FRN-NGO
Lead Organization:
Agriculture Improvement Support Services
Community of Practice:
Countries:
Malawi
Duration:
5/2019—5/2022
Overview:
Farmers in western Kenya must contend with a range of crop production constraints, including declining soil fertility, existing and emerging pests and diseases, and poor quality seeds. Continuous crop cultivation without replenishment of soil organic matter or nutrients has led to the depletion of soils through crop removals, leaching and erosion. Many smallholder farmers in the region are experiencing declining crop productivity from their farms. The FRN-NGO project is a partnership of five NGOs, scientists and 80 farmer groups, together forming a farmer research network (FRN). The project has been working with 1,600 farmers since 2015 to improve livelihoods and soils. During the previous phase, the project engaged farmers to try different varieties of sorghum and methods of managing Striga, a parasitic weed that thrives on crops when soils are infertile and that suppresses grain yields. This has stimulated interest by farmers in understanding the fertility status of their soils and options for improving them. The availability of the soil testing kit developed by the Soils Cross-cutting project provides a starting point to address this. The incidence of pests and diseases is high in the region, with farmers’ preferred bean varieties among the most heavily attacked. The emergence of fall armyworm and closed kernel smut disease on preferred sorghum varieties are having a devastating effect on yields. Understanding pests and diseases and combining researcher and farmer knowledge to find new, effective and environmentally sustainable ways of addressing these is a priority for the proposed project. Farmers also face serious challenges in accessing good quality seeds of their preferred varieties of sorghum and bean. Supporting local seed production with FRN groups has potential to increase availability of improved seed for smallholder farmers in an affordable and sustainable way.
Grant Aims:
The overall purpose of the project is to support smallholder farmers in western Kenya to address their agricultural challenges in a sustainable way.
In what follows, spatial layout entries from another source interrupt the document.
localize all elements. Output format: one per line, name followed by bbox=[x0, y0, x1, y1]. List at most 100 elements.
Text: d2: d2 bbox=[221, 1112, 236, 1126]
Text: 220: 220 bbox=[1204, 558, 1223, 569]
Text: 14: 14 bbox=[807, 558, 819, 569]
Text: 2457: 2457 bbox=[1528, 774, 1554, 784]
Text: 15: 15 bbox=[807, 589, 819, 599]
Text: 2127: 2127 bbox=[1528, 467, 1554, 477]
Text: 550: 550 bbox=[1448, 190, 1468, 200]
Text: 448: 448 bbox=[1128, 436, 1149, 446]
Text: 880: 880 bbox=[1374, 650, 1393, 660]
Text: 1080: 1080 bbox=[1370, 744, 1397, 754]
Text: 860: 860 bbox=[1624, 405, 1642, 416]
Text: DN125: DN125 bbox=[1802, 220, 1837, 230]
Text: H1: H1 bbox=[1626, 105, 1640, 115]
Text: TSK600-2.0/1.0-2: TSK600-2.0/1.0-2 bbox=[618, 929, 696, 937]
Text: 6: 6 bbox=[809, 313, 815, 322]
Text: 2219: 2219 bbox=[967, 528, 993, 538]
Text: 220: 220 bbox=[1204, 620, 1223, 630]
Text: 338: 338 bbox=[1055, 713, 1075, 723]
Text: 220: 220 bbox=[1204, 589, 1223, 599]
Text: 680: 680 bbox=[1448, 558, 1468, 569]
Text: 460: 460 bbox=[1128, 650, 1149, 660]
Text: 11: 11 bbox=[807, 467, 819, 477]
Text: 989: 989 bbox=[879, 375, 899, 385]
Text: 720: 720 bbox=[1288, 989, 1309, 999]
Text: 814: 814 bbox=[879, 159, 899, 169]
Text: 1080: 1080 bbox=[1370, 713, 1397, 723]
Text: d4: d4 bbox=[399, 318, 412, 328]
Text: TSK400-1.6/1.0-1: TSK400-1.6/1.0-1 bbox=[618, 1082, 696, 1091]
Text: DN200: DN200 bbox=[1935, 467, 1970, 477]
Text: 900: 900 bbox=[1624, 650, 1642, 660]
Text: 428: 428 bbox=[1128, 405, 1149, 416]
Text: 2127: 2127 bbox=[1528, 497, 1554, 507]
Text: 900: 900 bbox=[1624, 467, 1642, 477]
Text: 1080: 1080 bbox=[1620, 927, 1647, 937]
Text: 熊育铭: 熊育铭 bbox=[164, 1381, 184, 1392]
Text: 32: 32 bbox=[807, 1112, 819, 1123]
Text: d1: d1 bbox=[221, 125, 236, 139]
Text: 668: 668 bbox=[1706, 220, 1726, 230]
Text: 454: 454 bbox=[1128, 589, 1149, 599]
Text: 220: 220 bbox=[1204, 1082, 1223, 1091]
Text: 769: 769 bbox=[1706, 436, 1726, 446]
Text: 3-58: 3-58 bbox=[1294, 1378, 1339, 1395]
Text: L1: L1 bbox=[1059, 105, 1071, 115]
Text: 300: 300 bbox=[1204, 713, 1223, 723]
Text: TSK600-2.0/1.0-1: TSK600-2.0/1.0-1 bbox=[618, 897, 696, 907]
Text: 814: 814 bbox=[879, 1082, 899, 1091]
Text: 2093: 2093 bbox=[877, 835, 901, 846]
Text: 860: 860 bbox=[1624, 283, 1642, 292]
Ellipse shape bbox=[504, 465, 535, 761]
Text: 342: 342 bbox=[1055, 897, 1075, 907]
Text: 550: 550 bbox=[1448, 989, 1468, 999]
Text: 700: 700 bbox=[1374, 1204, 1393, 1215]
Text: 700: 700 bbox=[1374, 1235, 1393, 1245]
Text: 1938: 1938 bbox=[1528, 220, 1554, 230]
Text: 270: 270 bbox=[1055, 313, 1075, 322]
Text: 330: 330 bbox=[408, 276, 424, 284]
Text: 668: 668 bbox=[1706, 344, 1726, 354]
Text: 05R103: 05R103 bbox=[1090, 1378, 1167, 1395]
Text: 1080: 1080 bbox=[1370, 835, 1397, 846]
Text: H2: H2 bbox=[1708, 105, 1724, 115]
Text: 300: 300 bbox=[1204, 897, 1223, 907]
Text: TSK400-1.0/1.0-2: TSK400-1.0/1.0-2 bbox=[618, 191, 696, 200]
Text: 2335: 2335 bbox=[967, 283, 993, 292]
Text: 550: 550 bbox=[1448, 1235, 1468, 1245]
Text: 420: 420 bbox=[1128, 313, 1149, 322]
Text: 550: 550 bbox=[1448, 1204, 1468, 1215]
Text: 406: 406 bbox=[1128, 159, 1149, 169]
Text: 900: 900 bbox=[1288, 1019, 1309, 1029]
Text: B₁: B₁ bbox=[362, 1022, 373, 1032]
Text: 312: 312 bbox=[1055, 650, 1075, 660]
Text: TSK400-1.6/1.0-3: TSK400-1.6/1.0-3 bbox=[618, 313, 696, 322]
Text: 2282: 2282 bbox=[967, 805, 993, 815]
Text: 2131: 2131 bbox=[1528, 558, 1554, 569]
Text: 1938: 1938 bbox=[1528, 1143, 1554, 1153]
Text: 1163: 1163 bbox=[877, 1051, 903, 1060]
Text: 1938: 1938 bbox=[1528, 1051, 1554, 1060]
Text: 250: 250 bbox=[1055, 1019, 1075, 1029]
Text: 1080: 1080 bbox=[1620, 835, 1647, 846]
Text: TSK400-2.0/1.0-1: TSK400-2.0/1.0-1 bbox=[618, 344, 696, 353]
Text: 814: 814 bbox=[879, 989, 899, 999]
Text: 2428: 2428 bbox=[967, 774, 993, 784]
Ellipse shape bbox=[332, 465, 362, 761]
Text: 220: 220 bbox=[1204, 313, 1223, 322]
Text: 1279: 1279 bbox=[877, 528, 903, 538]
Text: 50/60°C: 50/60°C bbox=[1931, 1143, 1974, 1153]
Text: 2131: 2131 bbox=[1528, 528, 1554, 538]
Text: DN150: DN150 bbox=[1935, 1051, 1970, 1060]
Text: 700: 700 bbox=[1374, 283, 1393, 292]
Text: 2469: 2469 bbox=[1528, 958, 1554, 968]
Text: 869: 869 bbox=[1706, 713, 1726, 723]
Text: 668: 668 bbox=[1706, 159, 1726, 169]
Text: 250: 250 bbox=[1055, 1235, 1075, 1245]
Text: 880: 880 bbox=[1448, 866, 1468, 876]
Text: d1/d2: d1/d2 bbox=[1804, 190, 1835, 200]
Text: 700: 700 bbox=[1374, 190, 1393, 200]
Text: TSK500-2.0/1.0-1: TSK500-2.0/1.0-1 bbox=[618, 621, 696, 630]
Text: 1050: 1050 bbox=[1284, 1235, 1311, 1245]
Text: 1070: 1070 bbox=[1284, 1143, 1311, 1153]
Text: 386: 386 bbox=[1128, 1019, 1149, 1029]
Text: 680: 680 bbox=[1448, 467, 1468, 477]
The approach is to empower farmers to take control of the research process and find solutions relevant to their own objectives and contexts. The farmer research network focuses on key problems identified by farmers during the current project phase: soil fertility, pests and diseases affecting their food crops, and access to quality seed of preferred varieties.
Outputs and Outcomes:
Specific objectives are to: – Improve farmers’ capacity to carry out research and empower them to lead the research process through FRN, – Support farmers to understand their soil fertility status and to identify and evaluate different soil management options, – Support farmers to identify and evaluate options for Striga control in sorghum, – Support farmers to identify pests and diseases in beans and cereals and test agroecological approaches for managing these, and Develop a local seed system to increase farmer access to good quality seed of preferred varieties in a sustainable way.